Mein restlicher Arbeitstag verläuft recht ereignislos, wenn man davon absieht, dass ich einen Bericht, der eigentlich schon fertig war, noch mal überarbeiten muss, weil mir ein Fehler bei einem Namen unterlaufen ist. Ich sollte wohl versuchen, nicht die ganze Zeit mit meinen Gedanken bei Paul und unserem Kuss zu sein, und mich besser auf meine Arbeit zu konzentrieren. Schließlich bin ich mir sicher, dass er das auch tut, denn ich habe heute den ganzen Tag noch nichts von ihm gehört. Nicht, dass er dazu verpflichtet ist, sich bei mir zu melden, und außerdem könnte ja ich genauso gut die Initiative ergreifen, und ihn anschreiben, aber so offensichtlich will ich dann auch nicht mein Interesse an ihm kundtun.

Ich räume gerade meine Tasche ein, als doch noch sein Name auf meinem Display auftaucht.

Wie war dein Tag? Hättest du Zeit und Lust, dich Freitag Nachmittag mit mir zu treffen?

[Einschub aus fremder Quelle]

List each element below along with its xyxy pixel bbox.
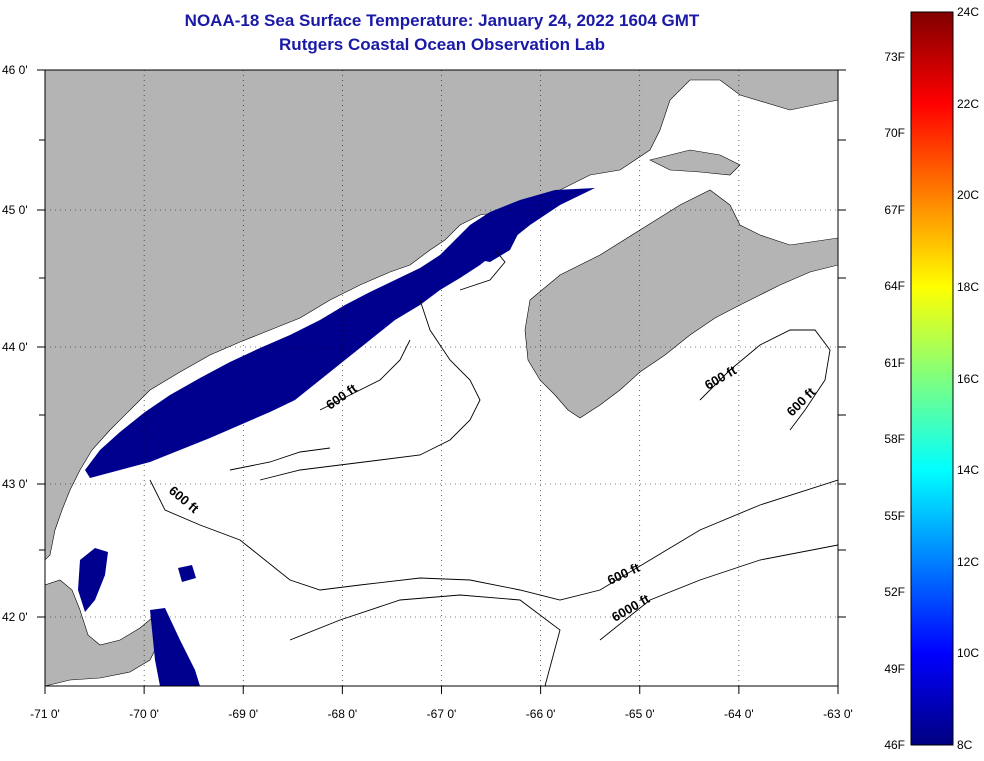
colorbar-celsius-label: 22C <box>957 96 980 111</box>
land-mainland <box>45 70 838 561</box>
colorbar-celsius-label: 16C <box>957 371 980 386</box>
sst-band-maine-coast <box>460 218 520 262</box>
lat-tick-label: 43 0' <box>2 477 28 491</box>
sst-patch-cape-cod <box>78 548 108 612</box>
lon-tick-label: -64 0' <box>724 707 754 721</box>
colorbar-fahrenheit-label: 73F <box>884 50 905 64</box>
lat-tick-label: 45 0' <box>2 203 28 217</box>
lat-tick-label: 46 0' <box>2 63 28 77</box>
colorbar-celsius-label: 8C <box>957 738 973 752</box>
longitude-labels: -71 0' -70 0' -69 0' -68 0' -67 0' -66 0' -65 … <box>30 707 853 721</box>
colorbar-celsius-label: 24C <box>957 5 980 19</box>
colorbar-fahrenheit-label: 64F <box>884 279 905 294</box>
colorbar-celsius-label: 14C <box>957 463 980 478</box>
latitude-labels: 46 0' 45 0' 44 0' 43 0' 42 0' <box>2 63 28 624</box>
colorbar-fahrenheit-label: 67F <box>884 202 905 217</box>
colorbar-celsius-label: 18C <box>957 279 980 294</box>
colorbar <box>910 11 954 746</box>
colorbar-fahrenheit-label: 55F <box>884 508 905 523</box>
land-pei <box>649 149 741 176</box>
colorbar-fahrenheit-label: 61F <box>884 355 905 370</box>
lon-tick-label: -69 0' <box>228 707 258 721</box>
lat-tick-label: 44 0' <box>2 340 28 354</box>
map-frame <box>44 69 839 687</box>
colorbar-fahrenheit-label: 49F <box>884 661 905 676</box>
sst-band-gulf-of-maine <box>85 188 595 478</box>
map-subtitle: Rutgers Coastal Ocean Observation Lab <box>279 35 605 54</box>
colorbar-celsius-label: 12C <box>957 554 980 569</box>
colorbar-fahrenheit-label: 58F <box>884 432 905 447</box>
sst-patch-nantucket <box>150 608 200 686</box>
colorbar-fahrenheit-label: 70F <box>884 126 905 141</box>
lon-tick-label: -67 0' <box>427 707 457 721</box>
lon-tick-label: -70 0' <box>129 707 159 721</box>
lon-tick-label: -68 0' <box>328 707 358 721</box>
sst-patch-small <box>178 565 196 582</box>
lon-tick-label: -66 0' <box>526 707 556 721</box>
colorbar-fahrenheit-label: 46F <box>884 738 905 752</box>
land-nova-scotia <box>524 189 838 419</box>
lon-tick-label: -63 0' <box>823 707 853 721</box>
colorbar-celsius-label: 10C <box>957 646 980 661</box>
colorbar-celsius-label: 20C <box>957 188 980 203</box>
lon-tick-label: -65 0' <box>625 707 655 721</box>
lon-tick-label: -71 0' <box>30 707 60 721</box>
colorbar-fahrenheit-label: 52F <box>884 585 905 600</box>
contour-600ft <box>149 249 838 601</box>
map-title: NOAA-18 Sea Surface Temperature: January… <box>184 11 700 30</box>
contour-6000ft <box>289 544 838 686</box>
lat-tick-label: 42 0' <box>2 610 28 624</box>
land-massachusetts <box>45 579 161 686</box>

Meine Wangen werden ganz heiß und es kribbelt in meinem Bauch. Ich muss ein Grinsen unterdrücken. Schnell schnappe ich mir meine Tasche und mache mich aus der Redaktion davon. Im Auto sitzend kann ich ungestört und ohne neugierige Blicke meiner Kollegen antworten.

Mein Tag war ganz okay. Wie war es bei dir? Ja, ich hätte schon Zeit und Lust. Wann und wo schlägst du vor? 

Hoffentlich klingt das nicht zu übertrieben begeistert. Ich lasse das Handy wieder in meine Tasche fallen und beschließe, erst wieder zu Hause nachzusehen, ob er mir geantwortet hat, da ich mich jetzt beeilen muss, wenn ich mich noch duschen und ein wenig stylen will für heute Abend.

Daheim angekommen übermannt mich dann doch gleich die Neugier und ich ziehe sofort mein Handy aus der Tasche.

Das überlasse ich ganz dir. Ich hätte ab 15:00 Uhr Zeit. Mein Tag war auch okay, nichts Besonderes

Jetzt ist meine Kreativität gefragt. Vielleicht hofft er ja darauf, dass ich ihn zu mir einlade? Ich hole mir einen Smoothie aus dem Kühlschrank und als ich gedankenverloren daran nippe, fällt mein Blick auf die Tickets, die neben der Kinderzeichnung von Pauls Tochter an meiner Kühlschranktür prangen. Genau! Das ist es.